Kevin McIndoe recommends the Okavango Delta in Botswana,
Just like life really. One minute you’re lying back smelling the roses or more accurately, the bulrushes, when out of nowhere comes trouble.
And it’s pretty big trouble at that – there’s a hippo up ahead. For two hours, Kiesethle, the poker of my makoro (canoe) has diligently navigated up a river leaving me to lie back and not think of Scotland. But now he’s got his work cut out.
Stretching across northern Botswana, the Okavango Delta is 16,000 sq km of lagoons and rivers in the middle of the Kalahari Desert. It’s basically a swamp that evolved from the Okavango River, which flows into Botswana (via Nambia) from its source in Angola. This eclectic ecosystem became the 1,000th to be put on the UNESCO World Heritage site (in 2014), and taking a makoro ride to witness it simply has to be done.
My favourite place- It’s the mesmerising maze of inland waterways and lagoons. They just unfold in front of me as, in my makoro, I feel like I’m floating on my back. I’m as close to the water as I can get without sitting in it, as bulrushes, reeds and bamboo canes massage my shoulders. It’s like entering a tunnel, with the grasses gently brushing my face as I’m driven down river, with reed beds and pristine water lilies aplenty to observe. Frogs, dragonfly and kingfishers all jockey for position on the way.

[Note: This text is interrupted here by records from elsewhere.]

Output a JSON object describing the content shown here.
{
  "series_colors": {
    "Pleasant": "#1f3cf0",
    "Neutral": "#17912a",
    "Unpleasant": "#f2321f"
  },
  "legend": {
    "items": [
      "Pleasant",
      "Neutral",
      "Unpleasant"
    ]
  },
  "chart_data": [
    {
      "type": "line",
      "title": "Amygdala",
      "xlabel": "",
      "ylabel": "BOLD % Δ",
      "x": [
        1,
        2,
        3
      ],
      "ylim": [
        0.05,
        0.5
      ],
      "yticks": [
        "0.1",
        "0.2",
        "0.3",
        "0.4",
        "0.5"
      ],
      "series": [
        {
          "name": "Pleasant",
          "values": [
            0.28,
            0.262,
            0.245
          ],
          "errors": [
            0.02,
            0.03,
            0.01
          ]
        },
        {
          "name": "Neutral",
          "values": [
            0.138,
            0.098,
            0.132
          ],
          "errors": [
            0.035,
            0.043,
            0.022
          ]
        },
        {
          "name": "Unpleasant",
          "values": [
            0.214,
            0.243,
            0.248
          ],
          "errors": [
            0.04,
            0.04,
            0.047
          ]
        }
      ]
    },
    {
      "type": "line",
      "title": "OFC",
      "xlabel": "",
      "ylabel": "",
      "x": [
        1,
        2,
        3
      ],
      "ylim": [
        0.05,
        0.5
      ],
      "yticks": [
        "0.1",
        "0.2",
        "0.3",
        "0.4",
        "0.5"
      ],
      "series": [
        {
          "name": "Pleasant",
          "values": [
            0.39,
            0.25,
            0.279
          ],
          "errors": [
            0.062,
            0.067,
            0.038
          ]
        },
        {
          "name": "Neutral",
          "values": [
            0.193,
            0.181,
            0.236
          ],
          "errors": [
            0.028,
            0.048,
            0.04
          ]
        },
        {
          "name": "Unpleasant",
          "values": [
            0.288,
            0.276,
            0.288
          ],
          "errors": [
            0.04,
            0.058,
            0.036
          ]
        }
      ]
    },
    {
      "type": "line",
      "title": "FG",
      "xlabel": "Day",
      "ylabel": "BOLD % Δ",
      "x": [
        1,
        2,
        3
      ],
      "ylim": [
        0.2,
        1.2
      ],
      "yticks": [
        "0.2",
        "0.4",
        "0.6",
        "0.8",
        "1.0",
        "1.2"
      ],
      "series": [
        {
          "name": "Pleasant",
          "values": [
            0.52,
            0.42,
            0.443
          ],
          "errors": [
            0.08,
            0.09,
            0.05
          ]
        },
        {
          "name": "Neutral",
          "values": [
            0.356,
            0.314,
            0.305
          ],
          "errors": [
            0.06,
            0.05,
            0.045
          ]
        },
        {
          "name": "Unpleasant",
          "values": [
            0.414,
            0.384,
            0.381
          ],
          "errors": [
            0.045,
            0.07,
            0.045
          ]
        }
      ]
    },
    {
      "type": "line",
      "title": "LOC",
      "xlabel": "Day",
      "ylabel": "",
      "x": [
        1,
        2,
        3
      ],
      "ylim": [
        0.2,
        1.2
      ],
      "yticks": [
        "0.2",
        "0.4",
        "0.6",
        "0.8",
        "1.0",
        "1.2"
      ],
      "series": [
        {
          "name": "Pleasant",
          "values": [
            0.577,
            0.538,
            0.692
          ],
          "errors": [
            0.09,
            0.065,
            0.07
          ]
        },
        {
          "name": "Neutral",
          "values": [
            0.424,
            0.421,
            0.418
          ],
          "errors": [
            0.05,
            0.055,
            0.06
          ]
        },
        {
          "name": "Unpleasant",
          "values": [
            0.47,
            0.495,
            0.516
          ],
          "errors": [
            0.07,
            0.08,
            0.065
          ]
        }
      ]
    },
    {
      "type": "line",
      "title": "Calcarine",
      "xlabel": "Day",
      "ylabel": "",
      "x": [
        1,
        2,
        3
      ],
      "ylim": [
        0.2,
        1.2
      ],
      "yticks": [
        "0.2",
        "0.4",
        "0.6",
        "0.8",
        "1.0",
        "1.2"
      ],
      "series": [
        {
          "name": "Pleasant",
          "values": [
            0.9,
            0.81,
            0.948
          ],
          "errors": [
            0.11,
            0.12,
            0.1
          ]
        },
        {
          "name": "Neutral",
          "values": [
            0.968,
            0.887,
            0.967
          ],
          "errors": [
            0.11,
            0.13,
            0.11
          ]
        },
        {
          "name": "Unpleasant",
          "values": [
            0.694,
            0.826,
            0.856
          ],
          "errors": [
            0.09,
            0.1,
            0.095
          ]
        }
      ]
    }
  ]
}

I have to lean right back into the makoro to avoid rocking but this ride is the most relaxing I’ve ever had. The only drawback is that the Delta’s waterways can be shallow so I have to hop out occasionally and help push the makoro out of the silt.
Suddenly, Shadrac, the flotilla leader in the makoro up front shouts: “Everybody out” with more menace than anything any union leader could muster. I and my fellow passengers are jolted out of our languor, and literally tip ourselves out.
Shadrac has clocked a hippo up ahead, by spotting the bubbles in the river fomenting in an anti-clockwise fashion (a tell-tale sign). The tiny tips of two pointed ears reveal a hungry hippo perfectly poised for a makoro munch, for his lunch if he’s lucky.
We wrest the five or six mekoro out of the water with a speed worthy of the Cambridge and Oxford boat race crews, and, barefoot, we are out of the river and into the reeds on the bank as if our lives depend on it, which they probably do. Some of us have turned a colour not unlike that of the bush and we squelch through the tingling long grasses with the mekoro on our shoulders like giant sticks of Wrigley’s gum. Our polers’ palpable sangfroid is reassuring though. Bit of a lucky escape, I’d say.
Highlights- The Eastern Delta bush is a lush and verdant haven for birds and wildlife. Here, I and my fellow travellers follow elephant tracks, and observe elegant impala at play as the howl of hyenas and the smell of wild sage (an excellent mozzie repellent) attack the senses. Our trail path is peppered with rare plants radiating musky scents and flowers being nestled on by an array of unfamiliar insects. Spiders, rare birds, hippos (safely distant) and a herd of buffalo at a watering hole are all on view here.
Lowlights- I spend a sleepless night cowering in a sopping sleeping bag in my tent at camp. A sizeable animal is padding around outside, and he’s a heavy breather. Embalming myself in my sleeping bag, the zip of which has spiralled around my spine for the umpteenth time, I hear the roar of a lion although it might be that of a baboon or a jackal. A nocturnal visit to the lavatory, i.e. a bush where a toilet roll hangs from one of the branches, seems like a bad idea. Maybe the novelty has worn off but in the morning, it’s pouring with rain and I get that sinking feeling (quite literally). In my makoro journey back to the basin, from where I will take the bus back to Maun (the nearest large town), water filters around my ankles and I am soaked.
Souvenirs- It’s not hard to find souvenir sellers here but some of the wooden handicrafts are quite well-made. There are also some quaint and quirky shops in Maun where you can find authentic and intricate African art, jewellery and pottery.
Getting there- From Muscat, you can catch a flight to Johannesburg, South Africa, or Windhoek, in Namibia, and then take a connecting flight to Maun, which is 65km from the edge of the Okavango Delta. If you haven’t pre-booked your trip, there are plenty of operators to choose from.
Where to stay- To get the best out of your experience, it’s best to camp. Some of the camps here can mean staying in luxury lodges. Check them out on Expedia or TripAdvisor.
1. Ride in a makoro along one of the many waterways.
2. Take a unique nature ramble through the bush.
3. Book a helicopter flight for a magnificent Delta view.
4. Go on a game drive at Duba Plains or Vumbura.
5. Wander around Maun’s Motsana for food and shopping.